Running the model monitoring application

Running the model monitoring application#

This page explains how to run your model monitoring application on demand, as a "batch" application, using MLRun's evaluate and to_job methods on existing model endpoint data. This allows you to execute your application's monitoring logic as an MLRun job, either locally or remotely, with flexible input and configuration options, including writing the outputs to the databases.

If you want the application to run automatically ("real-time" application), use the standard flow described in Register and deploy the model monitoring app.

Note

You can also import model monitoring applications from the MLRun hub. Each application has complete usage instructions.

In this section

Overview
Usage
Lag detection alerts

Overview#

The relevant methods of ModelMonitoringApplicationBase are:

The evaluate method creates an MLRun job using the to_job method and runs it. When more control over the job specifications is needed, you can use the to_job method directly to customize the job configuration.

After testing your application with external data, as described in Testing your application before deploying it, you can run it on the actual model endpoint data and write the outputs with write_output=True.

Usage#

First, list the model endpoints and choose the ones you want to monitor:

import mlrun

project = mlrun.get_or_create_project("my-project")
model_endpoints = project.list_model_endpoints(tsdb_metrics=True).endpoints
model_endpoint = model_endpoints[0]

Choose the start and end time. This example uses the first two hours of the data. Since the start time is not inclusive, subtract a small timedelta from the first request to include the start time in the data for the batch application run.

from datetime import timedelta

start_time = model_endpoint.status.first_request - timedelta(microseconds=10)
end_time = model_endpoint.status.first_request + timedelta(hours=2)

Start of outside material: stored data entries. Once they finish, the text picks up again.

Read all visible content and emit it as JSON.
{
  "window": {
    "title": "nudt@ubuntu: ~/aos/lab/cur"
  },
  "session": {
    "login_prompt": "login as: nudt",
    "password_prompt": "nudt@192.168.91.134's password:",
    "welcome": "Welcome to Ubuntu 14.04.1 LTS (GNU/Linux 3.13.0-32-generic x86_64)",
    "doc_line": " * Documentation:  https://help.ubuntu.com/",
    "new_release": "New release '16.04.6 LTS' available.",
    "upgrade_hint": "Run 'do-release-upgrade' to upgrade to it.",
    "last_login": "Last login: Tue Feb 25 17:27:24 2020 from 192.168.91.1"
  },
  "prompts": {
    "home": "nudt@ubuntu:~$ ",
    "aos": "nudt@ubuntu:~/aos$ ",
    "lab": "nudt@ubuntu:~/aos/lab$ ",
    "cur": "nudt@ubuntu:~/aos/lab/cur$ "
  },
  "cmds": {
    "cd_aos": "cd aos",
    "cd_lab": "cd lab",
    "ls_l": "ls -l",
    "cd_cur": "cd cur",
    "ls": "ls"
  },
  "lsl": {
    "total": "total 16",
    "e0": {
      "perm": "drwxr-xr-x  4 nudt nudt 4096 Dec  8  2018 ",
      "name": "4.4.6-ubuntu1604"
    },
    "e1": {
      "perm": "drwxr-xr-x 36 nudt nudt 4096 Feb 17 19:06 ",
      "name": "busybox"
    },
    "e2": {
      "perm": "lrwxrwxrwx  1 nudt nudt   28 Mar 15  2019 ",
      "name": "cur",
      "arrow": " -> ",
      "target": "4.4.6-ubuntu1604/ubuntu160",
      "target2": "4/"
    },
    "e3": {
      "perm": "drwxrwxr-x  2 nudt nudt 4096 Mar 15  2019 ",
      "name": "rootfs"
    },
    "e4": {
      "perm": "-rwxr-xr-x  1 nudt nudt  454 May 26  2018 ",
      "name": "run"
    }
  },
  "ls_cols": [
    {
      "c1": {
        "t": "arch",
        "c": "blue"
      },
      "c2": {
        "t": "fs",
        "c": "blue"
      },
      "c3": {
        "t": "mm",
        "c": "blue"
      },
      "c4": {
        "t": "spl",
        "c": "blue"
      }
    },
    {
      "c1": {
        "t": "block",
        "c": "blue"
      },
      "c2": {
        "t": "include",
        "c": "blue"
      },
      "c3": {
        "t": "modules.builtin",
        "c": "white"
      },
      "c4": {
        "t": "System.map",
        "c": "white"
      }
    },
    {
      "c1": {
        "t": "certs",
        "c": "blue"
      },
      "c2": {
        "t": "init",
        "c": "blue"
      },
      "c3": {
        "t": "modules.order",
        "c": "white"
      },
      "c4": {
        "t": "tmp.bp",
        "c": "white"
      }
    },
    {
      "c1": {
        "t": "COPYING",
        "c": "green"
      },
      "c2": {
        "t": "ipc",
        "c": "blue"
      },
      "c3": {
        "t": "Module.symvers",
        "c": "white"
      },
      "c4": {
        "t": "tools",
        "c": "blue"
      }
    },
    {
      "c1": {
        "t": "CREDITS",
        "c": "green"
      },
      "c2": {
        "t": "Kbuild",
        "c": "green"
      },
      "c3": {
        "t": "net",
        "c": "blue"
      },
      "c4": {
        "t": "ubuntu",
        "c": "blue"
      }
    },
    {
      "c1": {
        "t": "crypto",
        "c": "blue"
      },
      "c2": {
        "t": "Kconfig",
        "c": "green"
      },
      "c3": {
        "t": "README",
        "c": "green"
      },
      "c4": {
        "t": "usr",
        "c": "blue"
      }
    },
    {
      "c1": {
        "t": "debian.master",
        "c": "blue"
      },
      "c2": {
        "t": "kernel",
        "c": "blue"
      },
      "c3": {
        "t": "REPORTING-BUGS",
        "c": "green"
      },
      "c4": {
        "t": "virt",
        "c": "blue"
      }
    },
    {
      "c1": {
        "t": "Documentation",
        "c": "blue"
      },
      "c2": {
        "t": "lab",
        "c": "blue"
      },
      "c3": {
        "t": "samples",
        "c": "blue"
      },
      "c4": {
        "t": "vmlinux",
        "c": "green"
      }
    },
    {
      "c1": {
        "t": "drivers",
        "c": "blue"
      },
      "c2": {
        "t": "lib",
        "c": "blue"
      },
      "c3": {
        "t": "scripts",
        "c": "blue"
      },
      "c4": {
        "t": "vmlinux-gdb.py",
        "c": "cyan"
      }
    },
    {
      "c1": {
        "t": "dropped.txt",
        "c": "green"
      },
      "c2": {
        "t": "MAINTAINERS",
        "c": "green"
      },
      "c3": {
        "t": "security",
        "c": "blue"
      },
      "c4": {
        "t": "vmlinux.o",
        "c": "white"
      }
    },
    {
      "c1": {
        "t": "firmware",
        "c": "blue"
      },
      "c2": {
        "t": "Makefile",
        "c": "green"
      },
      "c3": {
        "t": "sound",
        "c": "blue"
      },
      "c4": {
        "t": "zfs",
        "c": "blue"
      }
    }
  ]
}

Using the evaluate method directly is the simpler option:

batch_app_run = ModelMonitoringApplicationBase.evaluate(
    class_handler="MyAppClass",
    func_path="src/my_application.py",
    func_name="monitoring-app-batch",
    endpoints=[(model_endpoint.metadata.name, model_endpoint.metadata.uid)],
    start=start_time,
    end=end_time,
    write_output=True,  # Write the outputs to the databases
    run_local=False,
)

Sometimes, modifications to the job are needed. Get a job from the model monitoring application:

from mlrun.model_monitoring.applications import ModelMonitoringApplicationBase

batch_app_job = ModelMonitoringApplicationBase.to_job(
    class_handler="MyAppClass",
    func_path="src/my_application.py",
    func_name="monitoring-app-batch",
)

# Modify the job specifications as needed

And run the job:

batch_app_run = batch_app_job.run(
    params={
        "endpoints": [(model_endpoint.metadata.name, model_endpoint.metadata.uid)],
        "start": str(start_time),
        "end": str(end_time),
        "write_output": True,  # Write the outputs to the databases
    },
    local=False,
)

You can divide the run into small time windows with the base_period parameter. When used, the difference between the start and end times is divided into smaller non-overlapping intervals, each base_period minutes length.

When the model endpoint does not have data in the requested time window, the application will not run.

Running locally#

When running locally and writing outputs (with run_local=True and write_output=True), the stream_profile is required. The stream profile is the datastore profile you already registered for the project. See Selecting the streaming and TSDB platforms.

Overriding written data#

Use the existing_data_handling parameter to control how the application handles existing data in the output databases. By default, no time window overlap is allowed - "fail_on_overlap".

If you want to override the existing data, use the "delete_all" value. It removes all the data written by the application (identified with func_name) for the specified model endpoints.

The "skip_overlap" value allows to pass potential overlaps, but with a later start time for the new data (ignoring the overlap data) so that it coincides with the start time of the already written data.

Lag detection alerts#

The monitoring writer may fall behind when processing many endpoints. Lag detection generates an alert when the writer processes events whose inference timestamps are older than a configurable threshold (minimum 5 minutes).

Enable lag detection by passing lag_threshold and lag_event_cooldown (both in minutes, both optional) to enable_model_monitoring(), then register a notification with set_model_monitoring_lag_alert().

When omitted, both values are computed from the server-side config (model_endpoint_monitoring.lag_detection):

lag_threshold = min(default_lag_threshold_minutes, base_period)
lag_event_cooldown = min(default_lag_event_cooldown_minutes, base_period // 2)

project.enable_model_monitoring(
    base_period=10,
    lag_threshold=15,  # fire a lag event if writer is 15+ min behind
    lag_event_cooldown=10,  # minimum interval between consecutive lag events per worker
)

project.set_model_monitoring_lag_alert(
    notifications=mlrun.common.schemas.Notification(
        kind="slack",
        name="lag-slack",
        secret_params={"webhook": "https://hooks.slack.com/..."},
    )
)

To remove the alert, call project.delete_model_monitoring_lag_alert(). Note that disable_model_monitoring(delete_resources=True) also removes the lag alert.